I'm looking for some easy way to compare growth rate. I would like to avoid counting the limits of the function.
I heard about a way to compare power's of
$n^{a}(\log n)^{b}$
but i don't know when it does not apply
For exampe, we want to compare growth rate of
$n\over \log n$ and $2^{\sqrt {\log n}}$
I transform it into
$(\log ({n(\log {n})^{-1}}))^1$ and $(\log n)^{1\over 2}$
So is it correct to compare in a way i described before and thereby determine that 1>$1\over 2$ which would mean that $n\over \log n$ grows faster? Or maybe there is a simpler way and I transformed both functions in the wrong way.
You have to be careful, because $\log(\frac{n} {\log n})$ is not of the form $n^a (\log n)^b$, so you cannot make that comparison directly.

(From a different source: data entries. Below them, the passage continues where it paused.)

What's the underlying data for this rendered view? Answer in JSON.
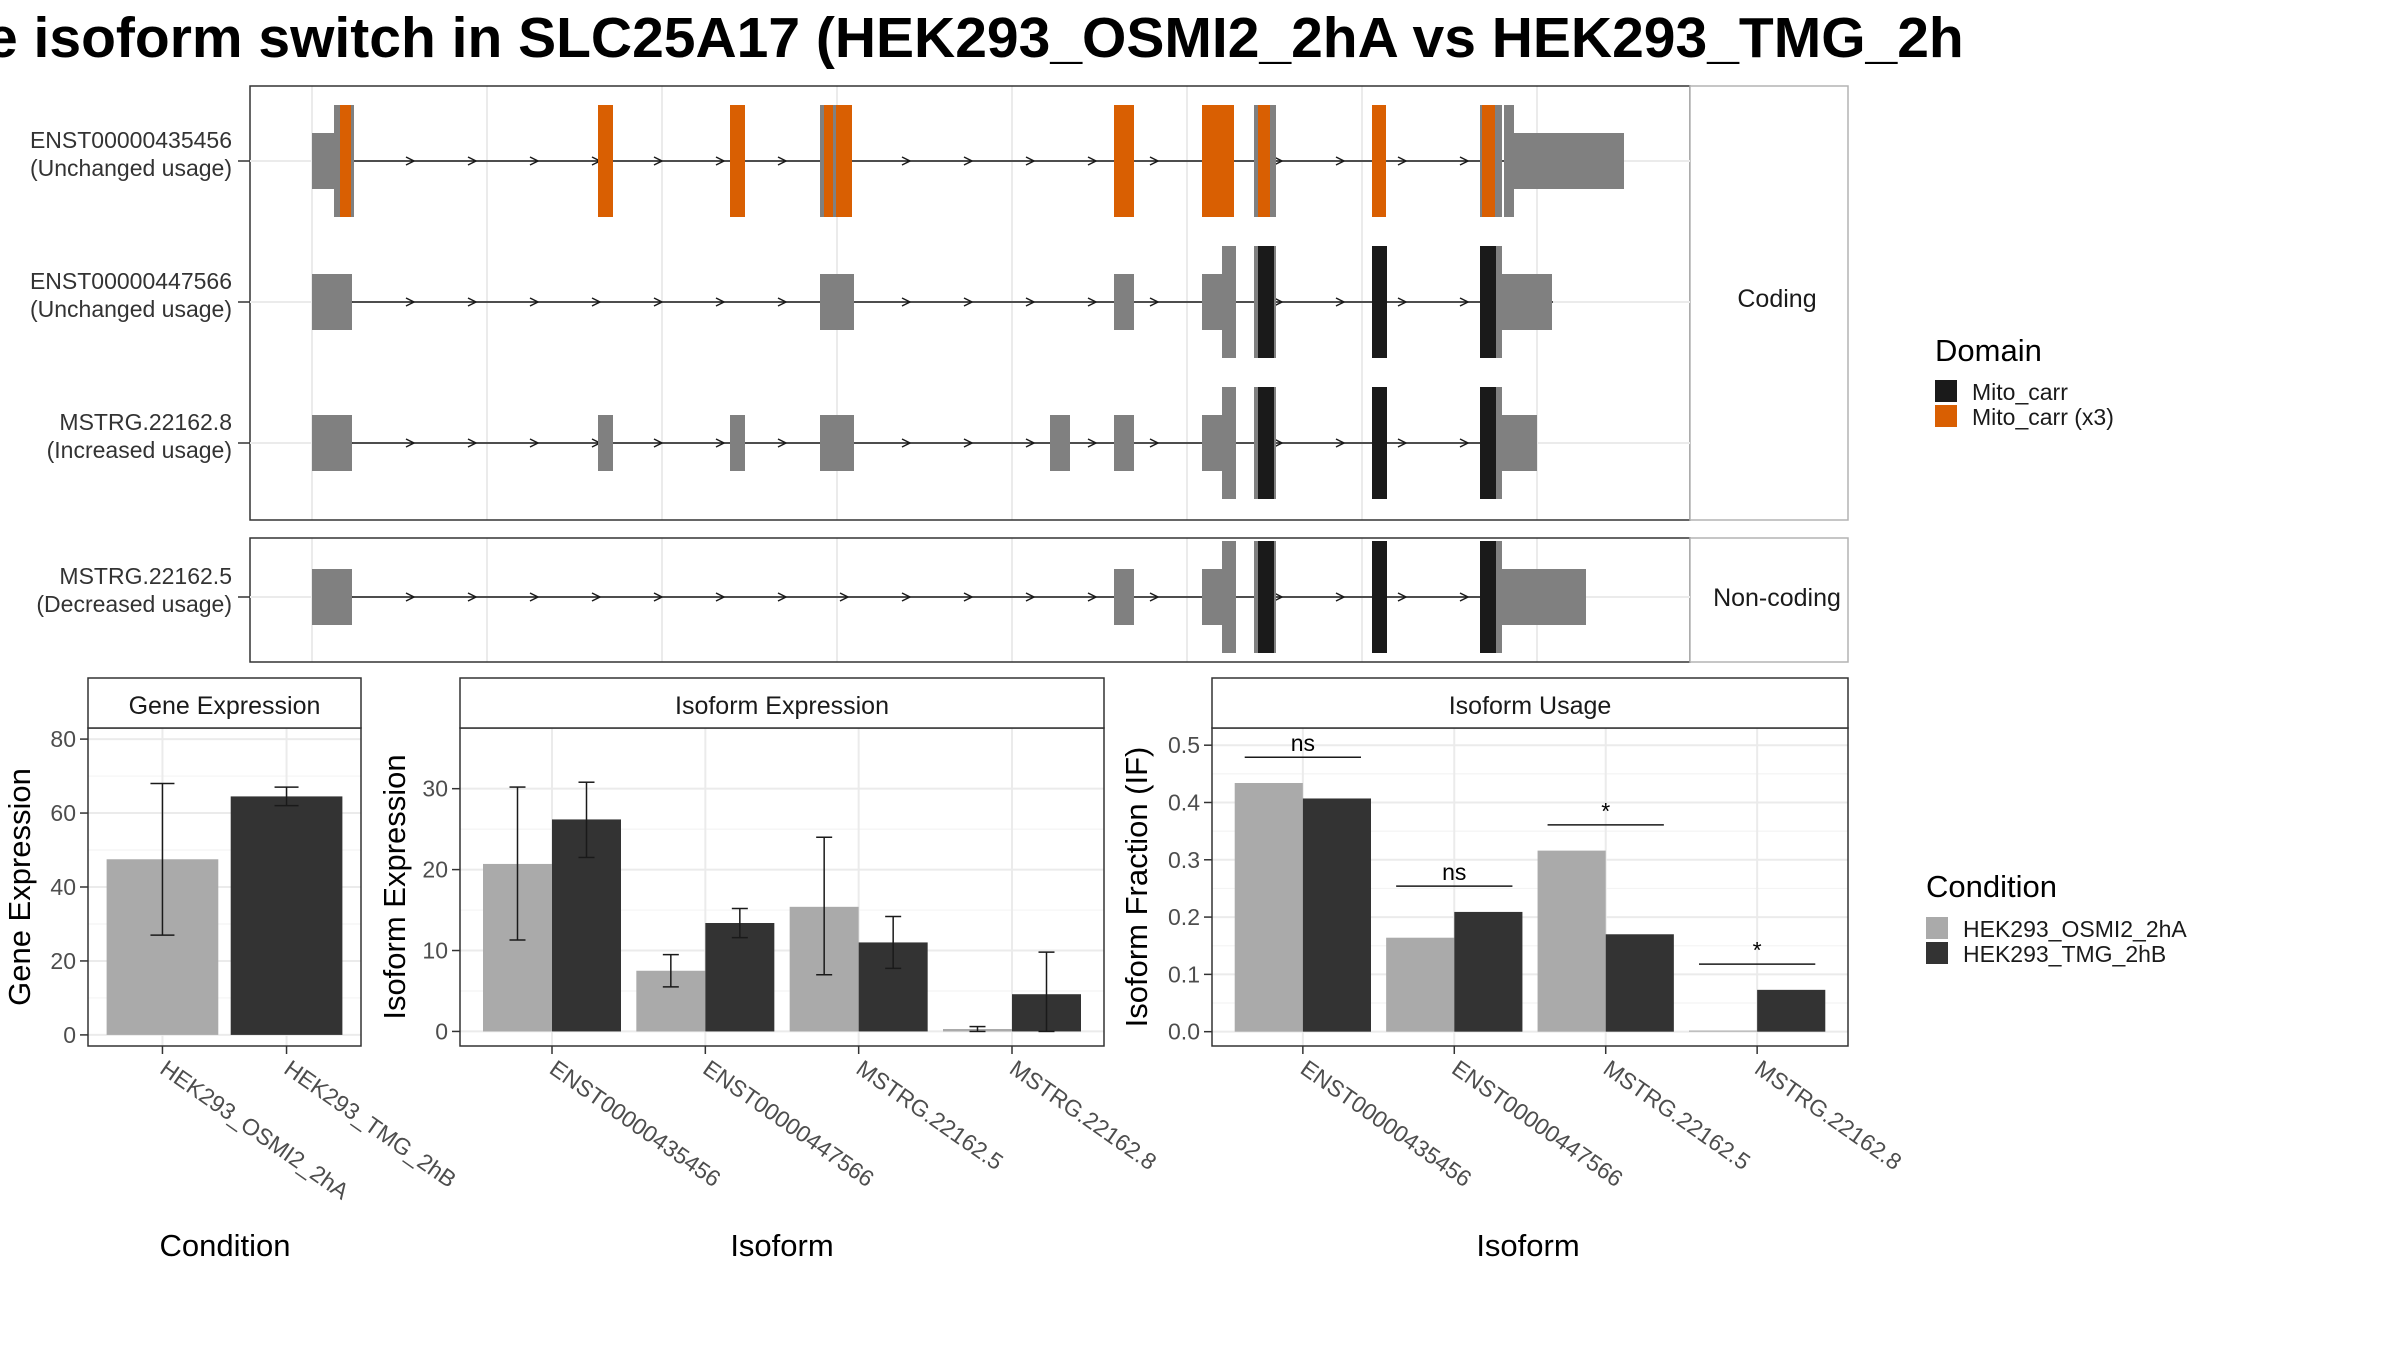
{
  "title": "e isoform switch in SLC25A17 (HEK293_OSMI2_2hA vs HEK293_TMG_2h",
  "colors": {
    "exon": "#808080",
    "domain_mito_carr": "#1a1a1a",
    "domain_mito_carr_x3": "#d95f02",
    "cond_a": "#aaaaaa",
    "cond_b": "#333333",
    "panel_border": "#333333",
    "grid": "#ebebeb",
    "strip_bg": "#ffffff"
  },
  "structure": {
    "coding_label": "Coding",
    "noncoding_label": "Non-coding",
    "transcripts": [
      {
        "id": "ENST00000435456",
        "usage": "(Unchanged usage)",
        "group": "coding"
      },
      {
        "id": "ENST00000447566",
        "usage": "(Unchanged usage)",
        "group": "coding"
      },
      {
        "id": "MSTRG.22162.8",
        "usage": "(Increased usage)",
        "group": "coding"
      },
      {
        "id": "MSTRG.22162.5",
        "usage": "(Decreased usage)",
        "group": "noncoding"
      }
    ],
    "legend": {
      "title": "Domain",
      "items": [
        "Mito_carr",
        "Mito_carr (x3)"
      ]
    }
  },
  "chart_data": [
    {
      "type": "bar",
      "title": "Gene Expression",
      "xlabel": "Condition",
      "ylabel": "Gene Expression",
      "categories": [
        "HEK293_OSMI2_2hA",
        "HEK293_TMG_2hB"
      ],
      "values": [
        47.5,
        64.5
      ],
      "err_low": [
        27,
        62
      ],
      "err_high": [
        68,
        67
      ],
      "ylim": [
        -3,
        83
      ],
      "yticks": [
        0,
        20,
        40,
        60,
        80
      ]
    },
    {
      "type": "bar",
      "title": "Isoform Expression",
      "xlabel": "Isoform",
      "ylabel": "Isoform Expression",
      "categories": [
        "ENST00000435456",
        "ENST00000447566",
        "MSTRG.22162.5",
        "MSTRG.22162.8"
      ],
      "series": [
        {
          "name": "HEK293_OSMI2_2hA",
          "values": [
            20.7,
            7.5,
            15.4,
            0.3
          ],
          "err_low": [
            11.3,
            5.5,
            7,
            0
          ],
          "err_high": [
            30.2,
            9.5,
            24,
            0.6
          ]
        },
        {
          "name": "HEK293_TMG_2hB",
          "values": [
            26.2,
            13.4,
            11.0,
            4.6
          ],
          "err_low": [
            21.5,
            11.6,
            7.8,
            0
          ],
          "err_high": [
            30.8,
            15.2,
            14.2,
            9.8
          ]
        }
      ],
      "ylim": [
        -1.8,
        37.5
      ],
      "yticks": [
        0,
        10,
        20,
        30
      ]
    },
    {
      "type": "bar",
      "title": "Isoform Usage",
      "xlabel": "Isoform",
      "ylabel": "Isoform Fraction (IF)",
      "categories": [
        "ENST00000435456",
        "ENST00000447566",
        "MSTRG.22162.5",
        "MSTRG.22162.8"
      ],
      "series": [
        {
          "name": "HEK293_OSMI2_2hA",
          "values": [
            0.434,
            0.164,
            0.316,
            0.002
          ]
        },
        {
          "name": "HEK293_TMG_2hB",
          "values": [
            0.407,
            0.209,
            0.17,
            0.073
          ]
        }
      ],
      "significance": [
        "ns",
        "ns",
        "*",
        "*"
      ],
      "ylim": [
        -0.025,
        0.53
      ],
      "yticks": [
        0.0,
        0.1,
        0.2,
        0.3,
        0.4,
        0.5
      ],
      "ytick_labels": [
        "0.0",
        "0.1",
        "0.2",
        "0.3",
        "0.4",
        "0.5"
      ]
    }
  ],
  "condition_legend": {
    "title": "Condition",
    "items": [
      "HEK293_OSMI2_2hA",
      "HEK293_TMG_2hB"
    ]
  }
}
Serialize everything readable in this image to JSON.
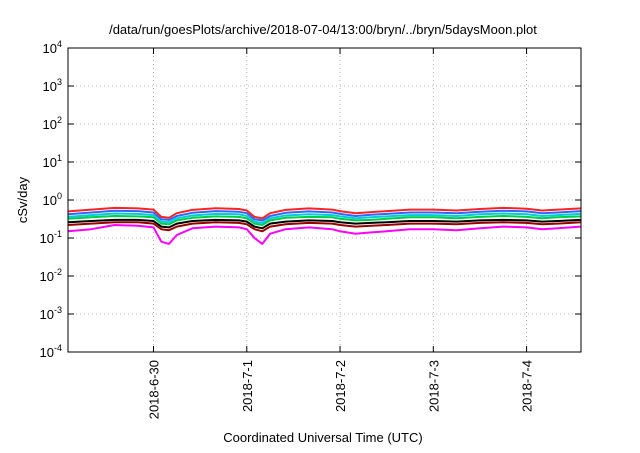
{
  "chart_data": {
    "type": "line",
    "title": "/data/run/goesPlots/archive/2018-07-04/13:00/bryn/../bryn/5daysMoon.plot",
    "xlabel": "Coordinated Universal Time (UTC)",
    "ylabel": "cSv/day",
    "xlim": [
      "2018-06-29T02:00",
      "2018-07-04T14:00"
    ],
    "yscale": "log",
    "ylim": [
      0.0001,
      10000
    ],
    "grid": true,
    "legend": "none",
    "x_ticks": [
      {
        "label": "2018-6-30",
        "value": "2018-06-30T00:00"
      },
      {
        "label": "2018-7-1",
        "value": "2018-07-01T00:00"
      },
      {
        "label": "2018-7-2",
        "value": "2018-07-02T00:00"
      },
      {
        "label": "2018-7-3",
        "value": "2018-07-03T00:00"
      },
      {
        "label": "2018-7-4",
        "value": "2018-07-04T00:00"
      }
    ],
    "y_ticks": [
      {
        "base": "10",
        "exp": "4",
        "value": 10000
      },
      {
        "base": "10",
        "exp": "3",
        "value": 1000
      },
      {
        "base": "10",
        "exp": "2",
        "value": 100
      },
      {
        "base": "10",
        "exp": "1",
        "value": 10
      },
      {
        "base": "10",
        "exp": "0",
        "value": 1
      },
      {
        "base": "10",
        "exp": "-1",
        "value": 0.1
      },
      {
        "base": "10",
        "exp": "-2",
        "value": 0.01
      },
      {
        "base": "10",
        "exp": "-3",
        "value": 0.001
      },
      {
        "base": "10",
        "exp": "-4",
        "value": 0.0001
      }
    ],
    "series": [
      {
        "color": "#ff00ff",
        "x": [
          "2018-06-29T02:00",
          "2018-06-29T08:00",
          "2018-06-29T14:00",
          "2018-06-29T20:00",
          "2018-06-30T00:00",
          "2018-06-30T02:00",
          "2018-06-30T04:00",
          "2018-06-30T06:00",
          "2018-06-30T10:00",
          "2018-06-30T16:00",
          "2018-06-30T22:00",
          "2018-07-01T00:00",
          "2018-07-01T02:00",
          "2018-07-01T04:00",
          "2018-07-01T06:00",
          "2018-07-01T10:00",
          "2018-07-01T16:00",
          "2018-07-01T22:00",
          "2018-07-02T00:00",
          "2018-07-02T04:00",
          "2018-07-02T08:00",
          "2018-07-02T12:00",
          "2018-07-02T18:00",
          "2018-07-03T00:00",
          "2018-07-03T06:00",
          "2018-07-03T12:00",
          "2018-07-03T18:00",
          "2018-07-04T00:00",
          "2018-07-04T04:00",
          "2018-07-04T08:00",
          "2018-07-04T14:00"
        ],
        "y": [
          0.15,
          0.17,
          0.22,
          0.21,
          0.19,
          0.08,
          0.07,
          0.12,
          0.18,
          0.2,
          0.19,
          0.17,
          0.1,
          0.07,
          0.13,
          0.17,
          0.19,
          0.17,
          0.15,
          0.13,
          0.14,
          0.15,
          0.17,
          0.17,
          0.16,
          0.18,
          0.2,
          0.19,
          0.17,
          0.18,
          0.2
        ]
      },
      {
        "color": "#990000",
        "x": [
          "2018-06-29T02:00",
          "2018-06-29T08:00",
          "2018-06-29T14:00",
          "2018-06-29T20:00",
          "2018-06-30T00:00",
          "2018-06-30T02:00",
          "2018-06-30T04:00",
          "2018-06-30T06:00",
          "2018-06-30T10:00",
          "2018-06-30T16:00",
          "2018-06-30T22:00",
          "2018-07-01T00:00",
          "2018-07-01T02:00",
          "2018-07-01T04:00",
          "2018-07-01T06:00",
          "2018-07-01T10:00",
          "2018-07-01T16:00",
          "2018-07-01T22:00",
          "2018-07-02T00:00",
          "2018-07-02T04:00",
          "2018-07-02T08:00",
          "2018-07-02T12:00",
          "2018-07-02T18:00",
          "2018-07-03T00:00",
          "2018-07-03T06:00",
          "2018-07-03T12:00",
          "2018-07-03T18:00",
          "2018-07-04T00:00",
          "2018-07-04T04:00",
          "2018-07-04T08:00",
          "2018-07-04T14:00"
        ],
        "y": [
          0.22,
          0.24,
          0.26,
          0.26,
          0.24,
          0.17,
          0.16,
          0.2,
          0.24,
          0.26,
          0.25,
          0.23,
          0.17,
          0.15,
          0.2,
          0.23,
          0.25,
          0.24,
          0.22,
          0.2,
          0.21,
          0.22,
          0.24,
          0.24,
          0.23,
          0.25,
          0.26,
          0.25,
          0.23,
          0.24,
          0.26
        ]
      },
      {
        "color": "#000000",
        "x": [
          "2018-06-29T02:00",
          "2018-06-29T08:00",
          "2018-06-29T14:00",
          "2018-06-29T20:00",
          "2018-06-30T00:00",
          "2018-06-30T02:00",
          "2018-06-30T04:00",
          "2018-06-30T06:00",
          "2018-06-30T10:00",
          "2018-06-30T16:00",
          "2018-06-30T22:00",
          "2018-07-01T00:00",
          "2018-07-01T02:00",
          "2018-07-01T04:00",
          "2018-07-01T06:00",
          "2018-07-01T10:00",
          "2018-07-01T16:00",
          "2018-07-01T22:00",
          "2018-07-02T00:00",
          "2018-07-02T04:00",
          "2018-07-02T08:00",
          "2018-07-02T12:00",
          "2018-07-02T18:00",
          "2018-07-03T00:00",
          "2018-07-03T06:00",
          "2018-07-03T12:00",
          "2018-07-03T18:00",
          "2018-07-04T00:00",
          "2018-07-04T04:00",
          "2018-07-04T08:00",
          "2018-07-04T14:00"
        ],
        "y": [
          0.26,
          0.28,
          0.3,
          0.3,
          0.28,
          0.2,
          0.19,
          0.24,
          0.28,
          0.3,
          0.29,
          0.27,
          0.2,
          0.18,
          0.24,
          0.27,
          0.29,
          0.28,
          0.26,
          0.24,
          0.25,
          0.26,
          0.28,
          0.28,
          0.27,
          0.29,
          0.3,
          0.29,
          0.27,
          0.28,
          0.3
        ]
      },
      {
        "color": "#00cc44",
        "x": [
          "2018-06-29T02:00",
          "2018-06-29T08:00",
          "2018-06-29T14:00",
          "2018-06-29T20:00",
          "2018-06-30T00:00",
          "2018-06-30T02:00",
          "2018-06-30T04:00",
          "2018-06-30T06:00",
          "2018-06-30T10:00",
          "2018-06-30T16:00",
          "2018-06-30T22:00",
          "2018-07-01T00:00",
          "2018-07-01T02:00",
          "2018-07-01T04:00",
          "2018-07-01T06:00",
          "2018-07-01T10:00",
          "2018-07-01T16:00",
          "2018-07-01T22:00",
          "2018-07-02T00:00",
          "2018-07-02T04:00",
          "2018-07-02T08:00",
          "2018-07-02T12:00",
          "2018-07-02T18:00",
          "2018-07-03T00:00",
          "2018-07-03T06:00",
          "2018-07-03T12:00",
          "2018-07-03T18:00",
          "2018-07-04T00:00",
          "2018-07-04T04:00",
          "2018-07-04T08:00",
          "2018-07-04T14:00"
        ],
        "y": [
          0.32,
          0.35,
          0.38,
          0.37,
          0.35,
          0.24,
          0.23,
          0.29,
          0.34,
          0.37,
          0.36,
          0.33,
          0.24,
          0.22,
          0.29,
          0.34,
          0.36,
          0.35,
          0.32,
          0.29,
          0.3,
          0.32,
          0.35,
          0.35,
          0.33,
          0.36,
          0.38,
          0.36,
          0.33,
          0.35,
          0.37
        ]
      },
      {
        "color": "#00ccdd",
        "x": [
          "2018-06-29T02:00",
          "2018-06-29T08:00",
          "2018-06-29T14:00",
          "2018-06-29T20:00",
          "2018-06-30T00:00",
          "2018-06-30T02:00",
          "2018-06-30T04:00",
          "2018-06-30T06:00",
          "2018-06-30T10:00",
          "2018-06-30T16:00",
          "2018-06-30T22:00",
          "2018-07-01T00:00",
          "2018-07-01T02:00",
          "2018-07-01T04:00",
          "2018-07-01T06:00",
          "2018-07-01T10:00",
          "2018-07-01T16:00",
          "2018-07-01T22:00",
          "2018-07-02T00:00",
          "2018-07-02T04:00",
          "2018-07-02T08:00",
          "2018-07-02T12:00",
          "2018-07-02T18:00",
          "2018-07-03T00:00",
          "2018-07-03T06:00",
          "2018-07-03T12:00",
          "2018-07-03T18:00",
          "2018-07-04T00:00",
          "2018-07-04T04:00",
          "2018-07-04T08:00",
          "2018-07-04T14:00"
        ],
        "y": [
          0.36,
          0.4,
          0.44,
          0.43,
          0.4,
          0.27,
          0.26,
          0.33,
          0.39,
          0.43,
          0.42,
          0.38,
          0.27,
          0.25,
          0.33,
          0.39,
          0.42,
          0.4,
          0.37,
          0.33,
          0.35,
          0.37,
          0.4,
          0.4,
          0.38,
          0.42,
          0.44,
          0.42,
          0.38,
          0.4,
          0.43
        ]
      },
      {
        "color": "#3366ff",
        "x": [
          "2018-06-29T02:00",
          "2018-06-29T08:00",
          "2018-06-29T14:00",
          "2018-06-29T20:00",
          "2018-06-30T00:00",
          "2018-06-30T02:00",
          "2018-06-30T04:00",
          "2018-06-30T06:00",
          "2018-06-30T10:00",
          "2018-06-30T16:00",
          "2018-06-30T22:00",
          "2018-07-01T00:00",
          "2018-07-01T02:00",
          "2018-07-01T04:00",
          "2018-07-01T06:00",
          "2018-07-01T10:00",
          "2018-07-01T16:00",
          "2018-07-01T22:00",
          "2018-07-02T00:00",
          "2018-07-02T04:00",
          "2018-07-02T08:00",
          "2018-07-02T12:00",
          "2018-07-02T18:00",
          "2018-07-03T00:00",
          "2018-07-03T06:00",
          "2018-07-03T12:00",
          "2018-07-03T18:00",
          "2018-07-04T00:00",
          "2018-07-04T04:00",
          "2018-07-04T08:00",
          "2018-07-04T14:00"
        ],
        "y": [
          0.42,
          0.47,
          0.52,
          0.51,
          0.47,
          0.31,
          0.3,
          0.38,
          0.46,
          0.51,
          0.49,
          0.45,
          0.31,
          0.29,
          0.38,
          0.46,
          0.5,
          0.47,
          0.43,
          0.38,
          0.41,
          0.43,
          0.47,
          0.47,
          0.45,
          0.49,
          0.52,
          0.5,
          0.45,
          0.47,
          0.51
        ]
      },
      {
        "color": "#ff2222",
        "x": [
          "2018-06-29T02:00",
          "2018-06-29T08:00",
          "2018-06-29T14:00",
          "2018-06-29T20:00",
          "2018-06-30T00:00",
          "2018-06-30T02:00",
          "2018-06-30T04:00",
          "2018-06-30T06:00",
          "2018-06-30T10:00",
          "2018-06-30T16:00",
          "2018-06-30T22:00",
          "2018-07-01T00:00",
          "2018-07-01T02:00",
          "2018-07-01T04:00",
          "2018-07-01T06:00",
          "2018-07-01T10:00",
          "2018-07-01T16:00",
          "2018-07-01T22:00",
          "2018-07-02T00:00",
          "2018-07-02T04:00",
          "2018-07-02T08:00",
          "2018-07-02T12:00",
          "2018-07-02T18:00",
          "2018-07-03T00:00",
          "2018-07-03T06:00",
          "2018-07-03T12:00",
          "2018-07-03T18:00",
          "2018-07-04T00:00",
          "2018-07-04T04:00",
          "2018-07-04T08:00",
          "2018-07-04T14:00"
        ],
        "y": [
          0.5,
          0.56,
          0.62,
          0.6,
          0.56,
          0.36,
          0.34,
          0.45,
          0.55,
          0.61,
          0.58,
          0.53,
          0.36,
          0.33,
          0.45,
          0.55,
          0.6,
          0.56,
          0.51,
          0.45,
          0.48,
          0.51,
          0.56,
          0.56,
          0.53,
          0.58,
          0.62,
          0.59,
          0.53,
          0.56,
          0.6
        ]
      }
    ]
  }
}
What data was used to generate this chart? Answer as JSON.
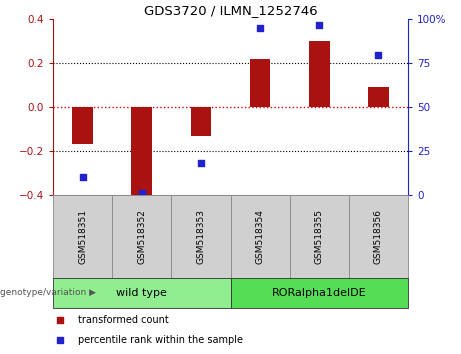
{
  "title": "GDS3720 / ILMN_1252746",
  "samples": [
    "GSM518351",
    "GSM518352",
    "GSM518353",
    "GSM518354",
    "GSM518355",
    "GSM518356"
  ],
  "bar_values": [
    -0.17,
    -0.415,
    -0.13,
    0.22,
    0.3,
    0.09
  ],
  "dot_values": [
    10,
    1,
    18,
    95,
    97,
    80
  ],
  "bar_color": "#AA1111",
  "dot_color": "#2222CC",
  "ylim_left": [
    -0.4,
    0.4
  ],
  "ylim_right": [
    0,
    100
  ],
  "yticks_left": [
    -0.4,
    -0.2,
    0.0,
    0.2,
    0.4
  ],
  "yticks_right": [
    0,
    25,
    50,
    75,
    100
  ],
  "ytick_labels_right": [
    "0",
    "25",
    "50",
    "75",
    "100%"
  ],
  "groups": [
    {
      "label": "wild type",
      "samples": [
        0,
        1,
        2
      ],
      "color": "#90EE90"
    },
    {
      "label": "RORalpha1delDE",
      "samples": [
        3,
        4,
        5
      ],
      "color": "#55DD55"
    }
  ],
  "group_label": "genotype/variation",
  "legend": [
    {
      "label": "transformed count",
      "color": "#AA1111"
    },
    {
      "label": "percentile rank within the sample",
      "color": "#2222CC"
    }
  ],
  "hline_zero_color": "#DD0000",
  "background_plot": "#FFFFFF",
  "bar_width": 0.35
}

If we set $f(n) = \frac{n}{\log n}$ and $g(n) = 2^{\sqrt{\log n}}$, then we can do a more careful comparison by, for example, substituting $N = \log n$ and comparing $\log f(\exp(N))$ to $\log g(\exp(N))$. If we do that, we get
$$\begin{eqnarray} \frac{\log f(\exp(N))}{\log g(\exp(N))} & = & \frac{\log\left(\frac{\exp(N)}{\log \exp(N)}\right)}{\log 2^{\sqrt{\log \exp(N)}}} \\ & = & \frac{\log \exp N - \log \log \exp N}{\sqrt{\log \exp N} / \log 2} \\ & = & \frac{N - \log N}{\sqrt{N} / \log 2} \\ & = & \log 2 \left(\sqrt{N} - \frac{\log N}{\sqrt{N}} \right) \end{eqnarray}$$
From here you can apply what you know - as $N \rightarrow \infty$, $\sqrt{N}$ will also approach infinity, while $\log N$ will grow slower than $\sqrt{N}$ and hence the second term will go to zero. We then work backwards - $N$ going to infinity also means that $n$ is approaching infinity, and so $\log f(n)$ grows faster than $\log g(n)$ and thus $f(n)$ grows faster than $g(n)$.